While juniors were nervously taking the ACT, Middletown High School freshmen, sophomores and seniors learned lessons outside the classroom during Experiential Learning Day.

More than 350 freshmen traveled Tuesday to the National Museum of the U.S. Air Force, where they applied what they had learned from their World Studies class.

Sophomores embarked on college visits at Miami University Regionals Middletown and Hamilton campuses, Sinclair Community College, Cincinnati State and Northern Kentucky University.

More than 100 seniors visited six of the district’s Ready Now 100 business partners. Those companies included Deceuninck, Lahlou, Emery Federal Credit Union, Butler Tech’s Public Safety Education Complex, Ohio Living and Majestic Care.

At Butler Tech’s Public Safety Education Complex in Liberty Twp., the Middletown seniors learned about the police and fire academies, emergency medical services and truck driving school.

Nina Haynes, 17, an MHS senior who is considering a career in nursing, emergency medical services or cosmetology, said she thoroughly enjoyed the visit to Butler Tech and was impressed by the facilities and curriculum.

She said the one-year programs at Butler Tech prepare students quicker for their careers.

“It’s a nice school,” she said. “They have a lot to offer.”

Adult Education Recruitment and Retention Coordinator Kelly Poole told the seniors the goal at Butler Tech is to teach students a desired skill, get them certified, then employed.

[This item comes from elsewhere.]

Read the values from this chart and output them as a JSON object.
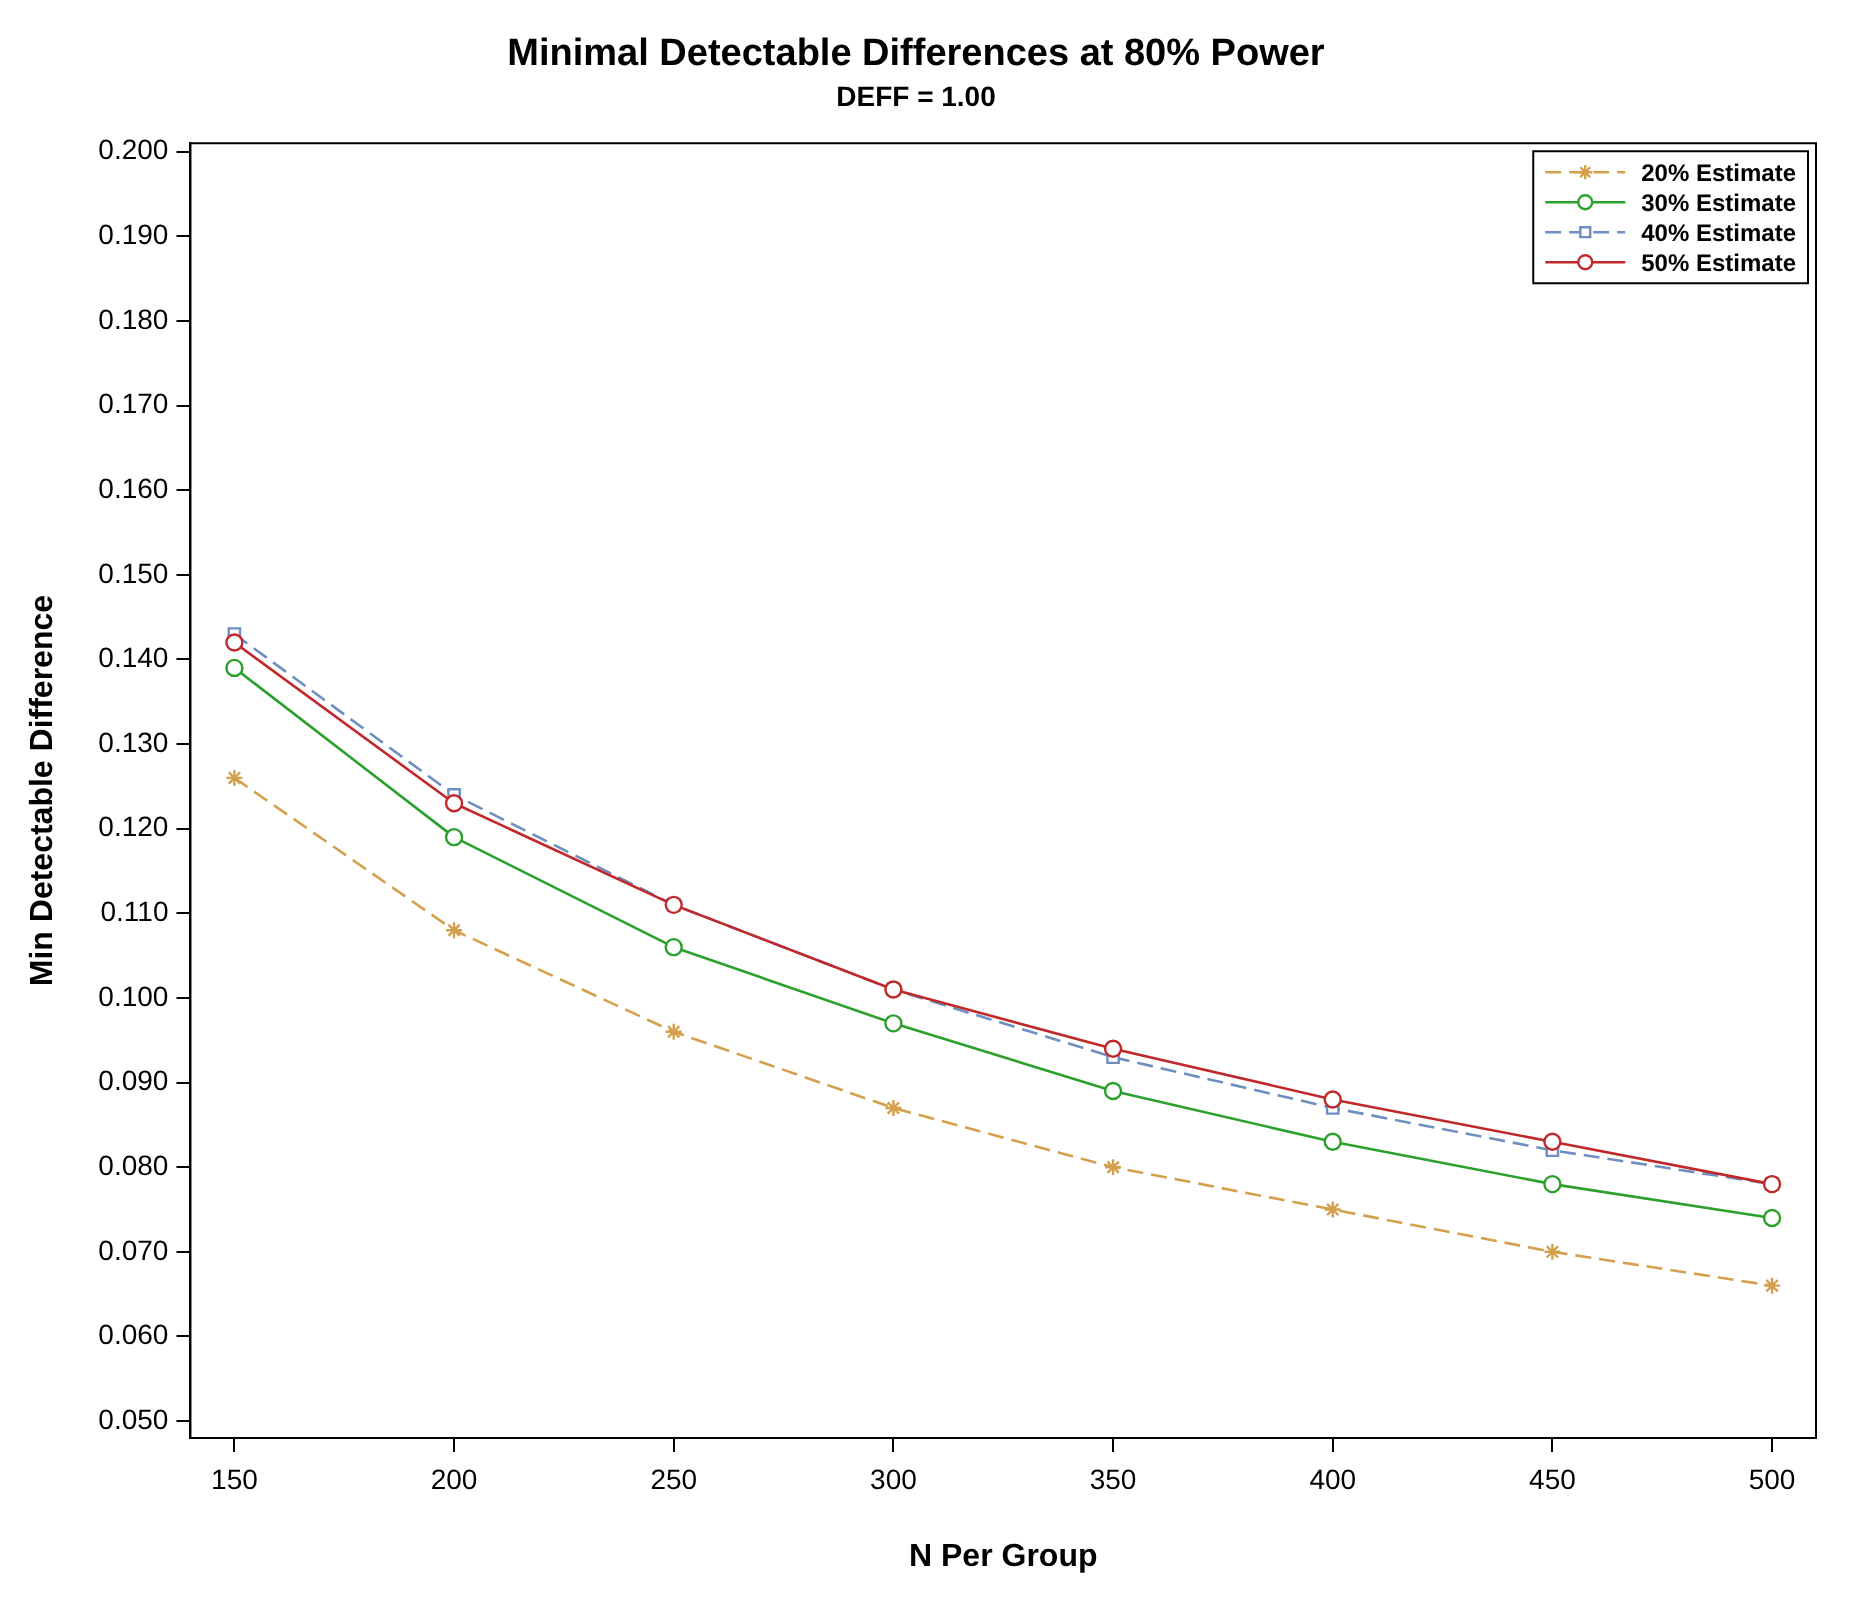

She said employment is much different than a job.

Commander Joel Seibert, in charge of the police academy, said Butler Tech offers several academies every year, and each class includes about 20 students. He prefers students at least 20 years old since officers must be at least 21 to be hired by police departments.

Butler Tech has two identical firing ranges that offer targets all the way back to 75 feet, though most police shootings with suspects are between 7 to 14 feet, he said.

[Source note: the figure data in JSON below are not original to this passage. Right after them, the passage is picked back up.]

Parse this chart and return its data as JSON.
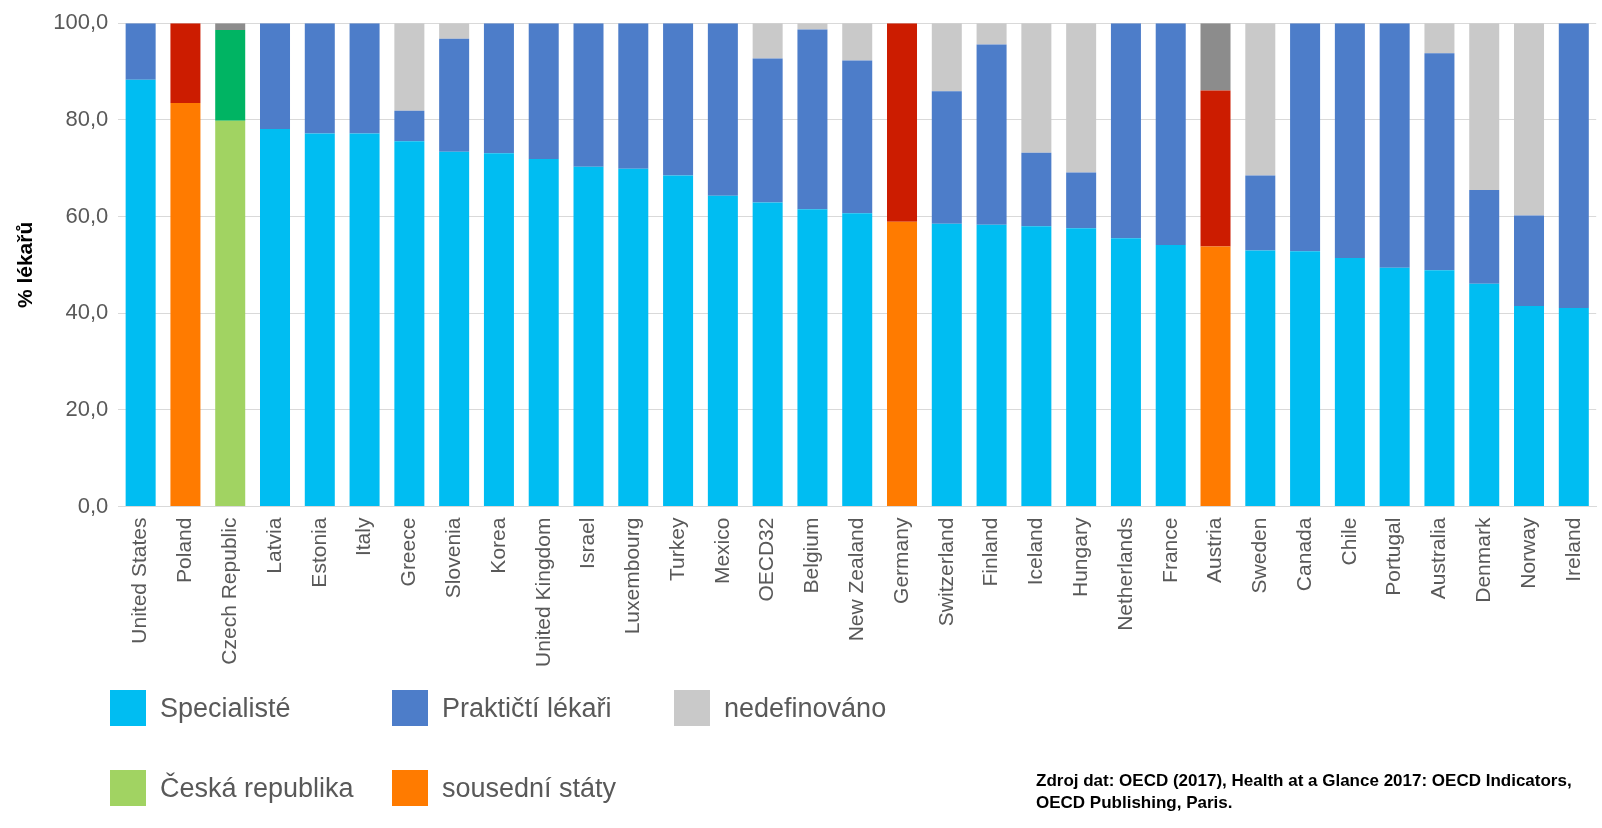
{
  "chart_data": {
    "type": "bar",
    "stacked": true,
    "ylabel": "% lékařů",
    "categories": [
      "United States",
      "Poland",
      "Czech Republic",
      "Latvia",
      "Estonia",
      "Italy",
      "Greece",
      "Slovenia",
      "Korea",
      "United Kingdom",
      "Israel",
      "Luxembourg",
      "Turkey",
      "Mexico",
      "OECD32",
      "Belgium",
      "New Zealand",
      "Germany",
      "Switzerland",
      "Finland",
      "Iceland",
      "Hungary",
      "Netherlands",
      "France",
      "Austria",
      "Sweden",
      "Canada",
      "Chile",
      "Portugal",
      "Australia",
      "Denmark",
      "Norway",
      "Ireland"
    ],
    "series": [
      {
        "name": "Specialisté",
        "color": "#00bdf2",
        "colors": [
          "#00bdf2",
          "#ff7b00",
          "#a1d362",
          "#00bdf2",
          "#00bdf2",
          "#00bdf2",
          "#00bdf2",
          "#00bdf2",
          "#00bdf2",
          "#00bdf2",
          "#00bdf2",
          "#00bdf2",
          "#00bdf2",
          "#00bdf2",
          "#00bdf2",
          "#00bdf2",
          "#00bdf2",
          "#ff7b00",
          "#00bdf2",
          "#00bdf2",
          "#00bdf2",
          "#00bdf2",
          "#00bdf2",
          "#00bdf2",
          "#ff7b00",
          "#00bdf2",
          "#00bdf2",
          "#00bdf2",
          "#00bdf2",
          "#00bdf2",
          "#00bdf2",
          "#00bdf2",
          "#00bdf2"
        ],
        "values": [
          88.3,
          83.5,
          79.8,
          78.1,
          77.2,
          77.2,
          75.6,
          73.4,
          73.1,
          71.9,
          70.3,
          69.9,
          68.5,
          64.3,
          62.9,
          61.5,
          60.7,
          58.9,
          58.5,
          58.3,
          58.0,
          57.6,
          55.5,
          54.1,
          53.8,
          53.0,
          52.8,
          51.4,
          49.4,
          48.9,
          46.1,
          41.5,
          41.1
        ]
      },
      {
        "name": "Praktičtí lékaři",
        "color": "#4d7dc9",
        "colors": [
          "#4d7dc9",
          "#cc1c00",
          "#00b463",
          "#4d7dc9",
          "#4d7dc9",
          "#4d7dc9",
          "#4d7dc9",
          "#4d7dc9",
          "#4d7dc9",
          "#4d7dc9",
          "#4d7dc9",
          "#4d7dc9",
          "#4d7dc9",
          "#4d7dc9",
          "#4d7dc9",
          "#4d7dc9",
          "#4d7dc9",
          "#cc1c00",
          "#4d7dc9",
          "#4d7dc9",
          "#4d7dc9",
          "#4d7dc9",
          "#4d7dc9",
          "#4d7dc9",
          "#cc1c00",
          "#4d7dc9",
          "#4d7dc9",
          "#4d7dc9",
          "#4d7dc9",
          "#4d7dc9",
          "#4d7dc9",
          "#4d7dc9",
          "#4d7dc9"
        ],
        "values": [
          11.7,
          16.5,
          18.8,
          21.9,
          22.8,
          22.8,
          6.3,
          23.4,
          26.9,
          28.1,
          29.7,
          30.1,
          31.5,
          35.7,
          29.8,
          37.2,
          31.6,
          41.1,
          27.4,
          37.3,
          15.2,
          11.5,
          44.5,
          45.9,
          32.3,
          15.5,
          47.2,
          48.6,
          50.6,
          44.9,
          19.4,
          18.7,
          58.9
        ]
      },
      {
        "name": "nedefinováno",
        "color": "#c9c9c9",
        "colors": [
          "#c9c9c9",
          "#c9c9c9",
          "#8c8c8c",
          "#c9c9c9",
          "#c9c9c9",
          "#c9c9c9",
          "#c9c9c9",
          "#c9c9c9",
          "#c9c9c9",
          "#c9c9c9",
          "#c9c9c9",
          "#c9c9c9",
          "#c9c9c9",
          "#c9c9c9",
          "#c9c9c9",
          "#c9c9c9",
          "#c9c9c9",
          "#c9c9c9",
          "#c9c9c9",
          "#c9c9c9",
          "#c9c9c9",
          "#c9c9c9",
          "#c9c9c9",
          "#c9c9c9",
          "#8c8c8c",
          "#c9c9c9",
          "#c9c9c9",
          "#c9c9c9",
          "#c9c9c9",
          "#c9c9c9",
          "#c9c9c9",
          "#c9c9c9",
          "#c9c9c9"
        ],
        "values": [
          0,
          0,
          1.4,
          0,
          0,
          0,
          18.1,
          3.2,
          0,
          0,
          0,
          0,
          0,
          0,
          7.3,
          1.3,
          7.7,
          0,
          14.1,
          4.4,
          26.8,
          30.9,
          0,
          0,
          13.9,
          31.5,
          0,
          0,
          0,
          6.2,
          34.5,
          39.8,
          0
        ]
      },
      {
        "name": "Česká republika",
        "color": "#a1d362",
        "values": [
          null,
          null,
          null,
          null,
          null,
          null,
          null,
          null,
          null,
          null,
          null,
          null,
          null,
          null,
          null,
          null,
          null,
          null,
          null,
          null,
          null,
          null,
          null,
          null,
          null,
          null,
          null,
          null,
          null,
          null,
          null,
          null,
          null
        ]
      },
      {
        "name": "sousední státy",
        "color": "#ff7b00",
        "values": [
          null,
          null,
          null,
          null,
          null,
          null,
          null,
          null,
          null,
          null,
          null,
          null,
          null,
          null,
          null,
          null,
          null,
          null,
          null,
          null,
          null,
          null,
          null,
          null,
          null,
          null,
          null,
          null,
          null,
          null,
          null,
          null,
          null
        ]
      }
    ],
    "ylim": [
      0,
      100
    ],
    "yticks": [
      {
        "value": 0,
        "label": "0,0"
      },
      {
        "value": 20,
        "label": "20,0"
      },
      {
        "value": 40,
        "label": "40,0"
      },
      {
        "value": 60,
        "label": "60,0"
      },
      {
        "value": 80,
        "label": "80,0"
      },
      {
        "value": 100,
        "label": "100,0"
      }
    ],
    "grid": "y",
    "legend": "bottom left",
    "annotations": [
      "Zdroj dat: OECD (2017), Health at a Glance 2017: OECD Indicators, OECD Publishing, Paris."
    ]
  }
}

He also showed the students the academy’s matted room where self-defense and fitness are instructed. Of the 740 hours required to graduate from the police academy, 140 are spent in that room, he said.

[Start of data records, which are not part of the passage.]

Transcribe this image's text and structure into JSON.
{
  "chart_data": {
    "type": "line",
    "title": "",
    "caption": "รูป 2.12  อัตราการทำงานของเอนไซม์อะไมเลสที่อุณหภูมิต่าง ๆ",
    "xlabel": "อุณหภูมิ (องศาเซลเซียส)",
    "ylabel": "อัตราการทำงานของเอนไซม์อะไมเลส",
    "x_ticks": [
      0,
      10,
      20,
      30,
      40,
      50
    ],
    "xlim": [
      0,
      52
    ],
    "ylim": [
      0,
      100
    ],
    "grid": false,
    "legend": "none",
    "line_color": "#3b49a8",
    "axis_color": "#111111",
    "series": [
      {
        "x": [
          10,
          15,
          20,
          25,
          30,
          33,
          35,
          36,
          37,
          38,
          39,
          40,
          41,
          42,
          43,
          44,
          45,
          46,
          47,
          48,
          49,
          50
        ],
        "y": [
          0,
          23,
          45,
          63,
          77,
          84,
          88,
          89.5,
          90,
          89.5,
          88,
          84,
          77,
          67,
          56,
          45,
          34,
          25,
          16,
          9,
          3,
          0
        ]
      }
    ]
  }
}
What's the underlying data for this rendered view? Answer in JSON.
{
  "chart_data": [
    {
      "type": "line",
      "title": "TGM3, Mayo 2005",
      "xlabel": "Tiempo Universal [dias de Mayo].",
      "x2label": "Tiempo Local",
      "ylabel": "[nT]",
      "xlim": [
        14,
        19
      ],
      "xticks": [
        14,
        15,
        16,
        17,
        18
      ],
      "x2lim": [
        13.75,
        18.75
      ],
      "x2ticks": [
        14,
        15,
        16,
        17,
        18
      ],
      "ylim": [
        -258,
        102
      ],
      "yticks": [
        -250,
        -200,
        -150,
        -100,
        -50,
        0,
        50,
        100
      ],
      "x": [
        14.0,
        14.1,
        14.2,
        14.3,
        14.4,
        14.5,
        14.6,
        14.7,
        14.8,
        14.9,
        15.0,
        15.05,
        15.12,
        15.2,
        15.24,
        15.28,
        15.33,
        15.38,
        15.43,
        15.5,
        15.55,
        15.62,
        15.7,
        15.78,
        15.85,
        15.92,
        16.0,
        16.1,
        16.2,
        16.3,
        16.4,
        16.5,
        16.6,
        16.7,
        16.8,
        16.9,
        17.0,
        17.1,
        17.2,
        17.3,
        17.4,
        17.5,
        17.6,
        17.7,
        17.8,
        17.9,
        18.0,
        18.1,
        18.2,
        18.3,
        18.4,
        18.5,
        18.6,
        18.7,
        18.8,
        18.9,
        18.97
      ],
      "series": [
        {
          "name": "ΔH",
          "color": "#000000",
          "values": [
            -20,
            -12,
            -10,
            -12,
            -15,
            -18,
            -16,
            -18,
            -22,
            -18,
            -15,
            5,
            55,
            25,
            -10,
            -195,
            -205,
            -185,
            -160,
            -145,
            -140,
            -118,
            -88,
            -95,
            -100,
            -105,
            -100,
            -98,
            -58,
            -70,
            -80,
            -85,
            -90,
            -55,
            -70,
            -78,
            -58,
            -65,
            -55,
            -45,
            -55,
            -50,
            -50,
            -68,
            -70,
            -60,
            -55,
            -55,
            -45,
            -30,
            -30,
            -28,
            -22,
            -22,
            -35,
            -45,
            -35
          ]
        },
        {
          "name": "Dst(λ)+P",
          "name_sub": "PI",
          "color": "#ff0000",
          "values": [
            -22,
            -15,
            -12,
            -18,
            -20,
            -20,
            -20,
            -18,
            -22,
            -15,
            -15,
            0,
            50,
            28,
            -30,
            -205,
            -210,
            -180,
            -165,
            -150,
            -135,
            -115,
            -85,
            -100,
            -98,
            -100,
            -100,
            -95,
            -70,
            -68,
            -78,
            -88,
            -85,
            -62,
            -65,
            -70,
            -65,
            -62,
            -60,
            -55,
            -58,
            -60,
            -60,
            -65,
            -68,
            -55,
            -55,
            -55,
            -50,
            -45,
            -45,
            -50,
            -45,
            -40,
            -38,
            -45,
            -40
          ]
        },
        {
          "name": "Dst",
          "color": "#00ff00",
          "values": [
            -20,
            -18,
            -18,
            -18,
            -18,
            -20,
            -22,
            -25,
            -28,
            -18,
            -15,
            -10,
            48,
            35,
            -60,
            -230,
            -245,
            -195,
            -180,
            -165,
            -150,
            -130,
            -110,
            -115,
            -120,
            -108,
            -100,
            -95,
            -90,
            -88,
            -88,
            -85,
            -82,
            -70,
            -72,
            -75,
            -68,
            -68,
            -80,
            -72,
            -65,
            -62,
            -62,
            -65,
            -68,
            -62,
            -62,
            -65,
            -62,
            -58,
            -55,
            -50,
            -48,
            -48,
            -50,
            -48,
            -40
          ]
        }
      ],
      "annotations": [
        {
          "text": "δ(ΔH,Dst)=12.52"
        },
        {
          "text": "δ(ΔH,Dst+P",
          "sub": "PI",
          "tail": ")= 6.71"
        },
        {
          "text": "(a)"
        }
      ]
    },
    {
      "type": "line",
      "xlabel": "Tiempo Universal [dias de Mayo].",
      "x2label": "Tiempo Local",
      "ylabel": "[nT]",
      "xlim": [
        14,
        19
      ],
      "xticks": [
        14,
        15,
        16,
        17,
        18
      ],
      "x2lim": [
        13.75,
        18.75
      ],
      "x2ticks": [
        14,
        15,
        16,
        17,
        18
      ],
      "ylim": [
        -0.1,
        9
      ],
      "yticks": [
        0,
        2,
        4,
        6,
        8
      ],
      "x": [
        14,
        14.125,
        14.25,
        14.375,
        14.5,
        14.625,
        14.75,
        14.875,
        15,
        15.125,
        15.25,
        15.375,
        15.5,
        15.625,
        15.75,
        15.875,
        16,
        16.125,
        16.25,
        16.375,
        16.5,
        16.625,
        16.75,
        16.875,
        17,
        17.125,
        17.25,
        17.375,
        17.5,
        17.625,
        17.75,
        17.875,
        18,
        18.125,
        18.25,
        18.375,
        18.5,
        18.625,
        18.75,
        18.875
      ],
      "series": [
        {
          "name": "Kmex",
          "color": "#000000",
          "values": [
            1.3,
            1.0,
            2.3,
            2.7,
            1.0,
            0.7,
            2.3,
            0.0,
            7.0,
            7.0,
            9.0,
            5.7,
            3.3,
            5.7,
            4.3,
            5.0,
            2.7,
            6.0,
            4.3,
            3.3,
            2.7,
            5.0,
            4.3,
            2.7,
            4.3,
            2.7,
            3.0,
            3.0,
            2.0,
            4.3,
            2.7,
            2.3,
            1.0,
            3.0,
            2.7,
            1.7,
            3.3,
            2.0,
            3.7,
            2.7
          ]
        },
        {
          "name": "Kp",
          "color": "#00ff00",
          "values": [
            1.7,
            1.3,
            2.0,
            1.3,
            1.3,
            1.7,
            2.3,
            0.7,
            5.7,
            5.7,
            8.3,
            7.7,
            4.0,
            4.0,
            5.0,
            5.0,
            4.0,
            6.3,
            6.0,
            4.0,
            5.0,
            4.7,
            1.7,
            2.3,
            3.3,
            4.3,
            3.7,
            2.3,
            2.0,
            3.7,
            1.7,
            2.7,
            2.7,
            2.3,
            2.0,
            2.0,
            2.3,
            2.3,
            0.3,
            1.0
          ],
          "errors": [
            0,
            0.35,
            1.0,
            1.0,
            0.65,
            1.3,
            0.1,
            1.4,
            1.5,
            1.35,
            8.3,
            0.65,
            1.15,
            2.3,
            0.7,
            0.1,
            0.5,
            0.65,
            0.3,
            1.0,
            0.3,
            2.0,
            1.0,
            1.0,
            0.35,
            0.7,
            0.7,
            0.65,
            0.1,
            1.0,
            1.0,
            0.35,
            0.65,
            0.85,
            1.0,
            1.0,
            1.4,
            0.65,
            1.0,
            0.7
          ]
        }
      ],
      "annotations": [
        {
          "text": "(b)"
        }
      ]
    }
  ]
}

Carlisle Fire Chief Jeremy Lane, who also serves as Paramedic Program Coordinator with Butler Tech, said the EMT program includes 180-190 hours of classroom and clinical. He said paramedic certification includes 500 classroom and 500 clinical hours.

EMTs start earning $20 to $22 an hour, while paramedics start at $25 to $30, he said.

He said local public safety departments are suffering through “labor poor environments” and departments from Cincinnati to Dayton are hiring.